Someone who wants to honour God with their life and does so. So, someone who is born again with new thinking and they no longer live in habitual sin. Their actions match their beliefs. They have a strong desire to know God intimately and to do His will.
Sadly, many people come to church and then make a confession and say that they are born again, and they may even fall themselves into thinking they were born again because they learn the lingo, but they continue in secret habitual sin year after year. Someone who has been born again will not stay in sin. They may trip on the odd occasion, but they will not live in it.
Then you can also get others who profess to be believers and they live a life that is good from a human perspective, and they are very nice people, but they only open their bible on a Sunday, and they only pray while at church. There can be many of these lukewarm people. God wants people who are on fire. If someone has a fire within them, as the believers did in Acts, then they will want to tell as many people as possible about the awesome sacrifice their God made for them.
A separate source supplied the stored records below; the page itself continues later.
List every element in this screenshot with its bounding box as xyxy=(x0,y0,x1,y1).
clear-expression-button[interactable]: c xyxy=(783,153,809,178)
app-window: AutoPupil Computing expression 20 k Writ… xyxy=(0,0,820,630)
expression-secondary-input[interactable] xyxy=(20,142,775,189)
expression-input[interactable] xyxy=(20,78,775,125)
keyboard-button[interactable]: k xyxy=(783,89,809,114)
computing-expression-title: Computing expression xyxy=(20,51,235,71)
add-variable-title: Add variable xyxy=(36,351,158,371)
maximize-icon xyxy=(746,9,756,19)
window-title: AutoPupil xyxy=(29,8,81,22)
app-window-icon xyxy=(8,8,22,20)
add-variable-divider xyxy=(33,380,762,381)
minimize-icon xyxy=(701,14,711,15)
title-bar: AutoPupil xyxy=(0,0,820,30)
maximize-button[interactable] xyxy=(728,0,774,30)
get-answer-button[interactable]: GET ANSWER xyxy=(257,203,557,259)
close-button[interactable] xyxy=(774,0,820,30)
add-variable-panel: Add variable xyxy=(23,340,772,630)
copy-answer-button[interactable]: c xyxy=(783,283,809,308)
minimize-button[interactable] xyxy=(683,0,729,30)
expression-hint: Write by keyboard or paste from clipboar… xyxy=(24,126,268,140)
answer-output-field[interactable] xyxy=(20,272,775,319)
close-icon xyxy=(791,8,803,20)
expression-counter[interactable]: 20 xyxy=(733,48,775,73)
This is where bringing non-believers to church is dangerous. They are made to feel welcome and that they are accepted and so they stay and make a profession. Now, some of those who do make a confession are genuine, but many will mainly be there because they love the friendly people. These people who are weeds amongst the wheat can often have a big influence on the church. Some may even get into positions of authority, and this will compromise the church even more.
So, I believe that we should do as Jesus commanded and go and tell the Gospel to as many people as possible. Then, those who genuinely make a decision will choose to come to church. Sure, there will be fewer people in the church. But the church will be made of true believers who want to honour God.